Community leaders at roll calls and repealing stop-and-frisk cited among top recommendations by activists for 21st century policing.
Most community activists I know in Philadelphia who have been literally up in arms after the grand juries decided not to indict the killers of Michael Brown and Eric Garner, have promising relationships with local law enforcement, despite the anti-police undertones some of the demonstrations and chants aligned with the cause produce.
Mayor Michael A. Nutter, who in a video he recorded and sent to the Philadelphia Police Department to be played for a few days during rolls calls, clarified how communities are feeling, by acknowledging that people aren’t against policing, just “bad policing.”
The active citizens who maintain communications with Philadelphia beat cops, sergeants, detectives and even the police commissioner, all agree that the message in the video was needed, but the messenger… not so much.
“If you take a poll you’d find that the line troops have a less than favorable view of Mayor Nutter… so just because they listened doesn’t mean it resonated,” argues Mr. Malik Aziz, a prominent Philadelphia activist and former gang member.
A friend to former Philadelphia Police Commissioner Sylvester Johnson and someone who years ago used to attend evening roll calls across the city to deliver messages of support, standards and expectations to patrolmen before they hit the streets, Mr. Aziz is of the opinion that maybe it’s time to revisit that idea. He tells Techbook Online exclusively that he has already reached out to Mr. Tumar Alexander, the Cheif of Staff to Mayor Nutter, to begin the preliminary talks about coordinating the citywide effort.
“Activists and neighborhood leaders have a daily rapport with law enforcement and they already have the respect of the community,” remarks Mr. Aziz, who believes the next step should be for all stakeholders to meet, get on the same page and deliver a in-person message that would truly resonate with more than 6,000 Philadelphia police officers.
“It’s an idea that could work,” says South Philadelphia activist Mr. Anton Moore, who this Wednesday, December 17th, 2014, will be meeting with Police Commissioner Charles Ramsey to discuss how to improve police and community relations in the City.
Commissioner Ramsey was appointed by President Barack Obama in the aftermath of Ferguson to co-chair the Task Force on 21st Century Policing and has less than 90 days to return recommendations to Mr. Obama.
Mr. Aziz thinks that may be easier said than done, considering Commissioner Ramsey isn’t known for being a “community guy.”
“Community policing is a mindset and he doesn’t come into the community unless he’s getting an award,” states Mr. Aziz, whose been working in communities long before Cecil B. Moore had a street named after him in North Philadelphia.
Mr. Moore agrees with Mr. Aziz’s perception of Commissioner Ramsey.
“He acts like an outsider, but that’s because he is,” said Moore, who though he acknowledges Mr.

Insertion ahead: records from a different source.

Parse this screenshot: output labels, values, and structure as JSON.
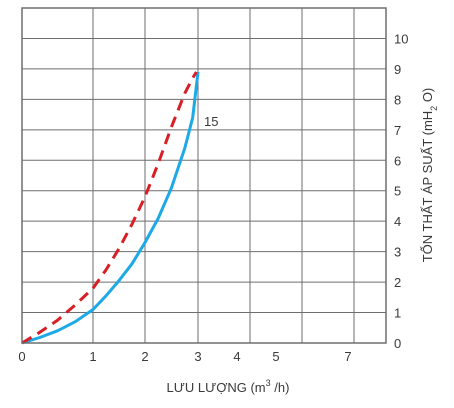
{
  "chart_data": {
    "type": "line",
    "title": "",
    "xlabel": "LƯU LƯỢNG (m³/h)",
    "xlabel_parts": {
      "pre": "LƯU LƯỢNG (m",
      "sup": "3",
      "post": " /h)"
    },
    "ylabel": "TỔN THẤT ÁP SUẤT (mH₂O)",
    "ylabel_parts": {
      "pre": "TỔN THẤT ÁP SUẤT (mH",
      "sub": "2",
      "post": " O)"
    },
    "x_scale": "nonlinear",
    "x_ticks": [
      {
        "label": "0",
        "value": 0
      },
      {
        "label": "1",
        "value": 1
      },
      {
        "label": "2",
        "value": 2
      },
      {
        "label": "3",
        "value": 3
      },
      {
        "label": "4",
        "value": 4
      },
      {
        "label": "5",
        "value": 5
      },
      {
        "label": "7",
        "value": 7
      }
    ],
    "y_ticks": [
      "0",
      "1",
      "2",
      "3",
      "4",
      "5",
      "6",
      "7",
      "8",
      "9",
      "10"
    ],
    "ylim": [
      0,
      11
    ],
    "y_axis_side": "right",
    "grid": true,
    "series": [
      {
        "name": "15",
        "color": "#1ca9e6",
        "style": "solid",
        "x": [
          0,
          0.25,
          0.5,
          0.75,
          1.0,
          1.25,
          1.5,
          1.75,
          2.0,
          2.25,
          2.5,
          2.75,
          2.9,
          3.0
        ],
        "y": [
          0,
          0.18,
          0.4,
          0.7,
          1.1,
          1.55,
          2.05,
          2.6,
          3.3,
          4.1,
          5.1,
          6.4,
          7.4,
          8.9
        ]
      },
      {
        "name": "",
        "color": "#d81f26",
        "style": "dashed",
        "x": [
          0,
          0.25,
          0.5,
          0.75,
          1.0,
          1.25,
          1.5,
          1.75,
          2.0,
          2.25,
          2.5,
          2.75,
          2.9,
          2.97
        ],
        "y": [
          0,
          0.35,
          0.75,
          1.25,
          1.8,
          2.4,
          3.1,
          3.9,
          4.8,
          5.9,
          7.1,
          8.2,
          8.7,
          8.9
        ]
      }
    ]
  },
  "colors": {
    "frame": "#6d6e71",
    "grid": "#6d6e71",
    "text": "#3a3a3a"
  }
}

Ramsey’s shortcomings, also praises the law enforcement veteran for having community-orientated guys like Deputy Commissioner Kevin Bethel and Richard Ross on his team.
And while he’s excited about being a part of a coalition of millennials who are advising the PPD C-Suite, Mr. Moore makes it clear that “you can’t move the needle on community and police relations without repealing stop-and-frisk.”
Mr. Aziz, who also isn’t a fan of stop-and-frisk, at the time of our conversation didn’t have the actual message in his head as to what should be said to police. But Mr. Moore thinks the message doesn’t need to be more than eight words: “you work with us, we work with you.”
Without question, Mr. Aziz, who thinks its open season on black men, said the role of the police in a post-Ferguson America should be to stop drawing their guns so quickly on black men and to refrain from giving into racial bias and stereotypes while patrolling communities of color.
Mr. Moore, while he agrees, thinks the community has a role, too, which is to “challenge itself to do better.”
“I see more (black) brothers having open season on one another,” said Moore, referring to the infamous narrative of black-on-black crime.
With at least a 25 year age gap between them, it’s expected that Mr. Aziz and Mr. Moore would have different views on a few things, mainly the progress of race relations in America and how that impacts policing in communities of color. But despite what they don’t agree on, both men find consensus on the fact that Philadelphia is ground zero for problems and opportunity and they are willing to submerse themselves in the issues, the politics and the people in order to create a better relationship between law enforcement and they communities they serve.
“It starts with more dialogue… real dialogue…heartfelt dialogue,” said Mr. Aziz.